Flat Broke in the Free Market by Jon Jeter
Author:Jon Jeter
Language: eng
Format: epub
Publisher: W. W. Norton & Company
Published: 2009-09-13T04:00:00+00:00
THIS IS THE new global class war, a conflict that increasingly recognizes neither race, nor geography nor traditional alliances. Worldwide, widening inequality has increasingly estranged ordinary working people from the proxies they choose to represent them in democratic discussion.
What fuels this shift is the evolution of a modern postindustrial elite, an international cadre of politicians, corporate executives, diplomats, journalists, and bankers who have more in common with one another than they do with their countrymen or constituents. Across the globe, from the favelas to the townships to the villas miserias to any neighborhood located just off Martin Luther King Jr. Drive in inner-city America, the traditional champions of the poor, workers, consumers, and people of color are siding with big business. The story of globalization is in part a Shakespearean drama of betrayal: of working-class Zambians by a former trade union leader; of Argentines by the party founded by the populist labor minister; of Brazilian workers by a former lathe operator who lost a finger in an industrial accident; of black South Africans by the countrymen who liberated them; and of neighborhoods like Englewood by one of their own.
In each of these narratives, public space for ordinary people is shrinking. Wages and salaries in the United States now make up the lowest share of the nation’s GDP since the government began recording the data in 1947, while corporate profits as a share of national income have climbed to their highest ratio since the 1960s.

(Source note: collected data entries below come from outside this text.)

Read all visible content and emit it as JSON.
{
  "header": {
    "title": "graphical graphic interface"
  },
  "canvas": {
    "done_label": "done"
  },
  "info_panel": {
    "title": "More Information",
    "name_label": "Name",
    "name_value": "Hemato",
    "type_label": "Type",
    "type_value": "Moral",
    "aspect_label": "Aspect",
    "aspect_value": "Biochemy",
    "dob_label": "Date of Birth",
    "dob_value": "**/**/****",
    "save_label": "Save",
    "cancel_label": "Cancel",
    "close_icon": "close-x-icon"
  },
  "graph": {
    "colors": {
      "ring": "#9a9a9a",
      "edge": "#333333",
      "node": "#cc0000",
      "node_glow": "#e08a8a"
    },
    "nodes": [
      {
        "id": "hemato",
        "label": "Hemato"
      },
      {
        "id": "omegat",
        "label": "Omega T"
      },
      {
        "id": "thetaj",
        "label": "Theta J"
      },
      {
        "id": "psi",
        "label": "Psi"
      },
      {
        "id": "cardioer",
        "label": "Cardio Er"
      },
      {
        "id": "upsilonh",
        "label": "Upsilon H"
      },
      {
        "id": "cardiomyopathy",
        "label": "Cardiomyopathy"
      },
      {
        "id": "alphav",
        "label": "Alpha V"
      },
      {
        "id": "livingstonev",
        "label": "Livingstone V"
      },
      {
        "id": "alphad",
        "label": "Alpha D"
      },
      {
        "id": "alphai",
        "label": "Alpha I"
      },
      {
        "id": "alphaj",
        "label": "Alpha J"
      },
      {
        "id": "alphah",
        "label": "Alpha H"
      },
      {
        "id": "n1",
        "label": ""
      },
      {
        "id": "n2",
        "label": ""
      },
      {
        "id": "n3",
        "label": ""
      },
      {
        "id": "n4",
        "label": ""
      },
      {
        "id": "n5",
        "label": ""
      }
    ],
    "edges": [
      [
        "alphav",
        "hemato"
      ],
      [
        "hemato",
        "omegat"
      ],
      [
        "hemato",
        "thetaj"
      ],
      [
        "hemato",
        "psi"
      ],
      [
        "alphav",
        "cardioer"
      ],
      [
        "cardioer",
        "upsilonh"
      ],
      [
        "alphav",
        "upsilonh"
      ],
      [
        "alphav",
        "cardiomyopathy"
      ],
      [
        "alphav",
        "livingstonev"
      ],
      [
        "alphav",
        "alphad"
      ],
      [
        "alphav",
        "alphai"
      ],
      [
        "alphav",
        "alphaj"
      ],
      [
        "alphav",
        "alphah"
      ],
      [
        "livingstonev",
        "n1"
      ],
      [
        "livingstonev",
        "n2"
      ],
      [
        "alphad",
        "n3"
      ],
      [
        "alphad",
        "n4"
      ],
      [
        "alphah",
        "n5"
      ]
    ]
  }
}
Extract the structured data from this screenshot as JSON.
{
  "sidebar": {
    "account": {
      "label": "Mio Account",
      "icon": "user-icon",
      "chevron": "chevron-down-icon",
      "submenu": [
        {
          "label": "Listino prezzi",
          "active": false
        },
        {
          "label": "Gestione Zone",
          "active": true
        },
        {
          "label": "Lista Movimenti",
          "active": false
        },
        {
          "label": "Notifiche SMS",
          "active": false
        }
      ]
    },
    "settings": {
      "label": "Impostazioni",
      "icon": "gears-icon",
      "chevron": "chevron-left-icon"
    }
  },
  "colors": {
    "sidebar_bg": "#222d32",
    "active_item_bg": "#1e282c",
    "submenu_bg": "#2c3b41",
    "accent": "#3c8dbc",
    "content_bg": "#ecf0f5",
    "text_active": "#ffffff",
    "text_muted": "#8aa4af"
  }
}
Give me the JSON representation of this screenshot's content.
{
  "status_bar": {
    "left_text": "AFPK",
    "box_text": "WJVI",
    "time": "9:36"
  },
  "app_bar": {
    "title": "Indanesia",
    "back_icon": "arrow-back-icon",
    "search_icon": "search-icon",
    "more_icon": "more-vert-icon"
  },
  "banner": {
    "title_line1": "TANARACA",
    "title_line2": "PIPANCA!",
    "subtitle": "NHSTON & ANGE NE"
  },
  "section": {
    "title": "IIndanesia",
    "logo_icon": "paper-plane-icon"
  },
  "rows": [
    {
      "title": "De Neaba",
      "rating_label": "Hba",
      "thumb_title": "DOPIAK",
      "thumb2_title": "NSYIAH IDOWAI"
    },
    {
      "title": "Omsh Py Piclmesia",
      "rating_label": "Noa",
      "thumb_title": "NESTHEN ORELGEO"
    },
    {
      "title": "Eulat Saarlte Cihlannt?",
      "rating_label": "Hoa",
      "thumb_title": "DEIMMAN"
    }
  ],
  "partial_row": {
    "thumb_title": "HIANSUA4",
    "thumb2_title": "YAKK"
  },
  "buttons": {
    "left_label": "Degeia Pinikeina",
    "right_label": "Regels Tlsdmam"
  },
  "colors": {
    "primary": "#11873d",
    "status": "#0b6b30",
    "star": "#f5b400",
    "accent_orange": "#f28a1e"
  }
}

The disparate trajectories are both the consequence of and the catalyst for profound changes in longstanding political alliances. Consider, as one example, that the Democratic Party—once the party of the American working class—raised $340.3 million in campaign contributions from big business in 2000, compared to $52.4 million from organized labor. It is not surprising, then, that the chief architect of the North American Free Trade Agreement was a Democratic president, Bill Clinton, who, along with Mexico’s Harvard-educated former president, Carlos Salinas, lobbied for the 1994 law, although Clinton’s Democratic base—especially labor unions—was staunchly opposed.
On newspaper editorial pages and television newscasts, globalization is often described as an inevitable process, a Darwinian winnowing that yields a modern state. But as the economist and writer Dean Baker has noted, the authors of the international trade rules could just as easily have rewritten labor laws and licensing requirements that shield such professions as medicine, journalism, and accounting from foreign competition, which would produce far greater savings to consumers than lowering restrictions on the sale and purchase of manufactured goods does. As one example cited by Baker, the only reason a publisher cannot hire English-speaking journalists from, say, India or South Africa and pay them half of what newspaper reporters earn at the New York Times (and consequently charge less for advertising space) is that prevailing wage laws make it illegal. Workers at Wal-Mart have no such protections.
Similarly, consider that the World Trade Organization and NAFTA-style pacts require participating countries to strengthen laws protecting international patent rights, thereby increasing the price of anti-AIDS medicines and other drugs and the profits reaped by multinational pharmaceutical firms.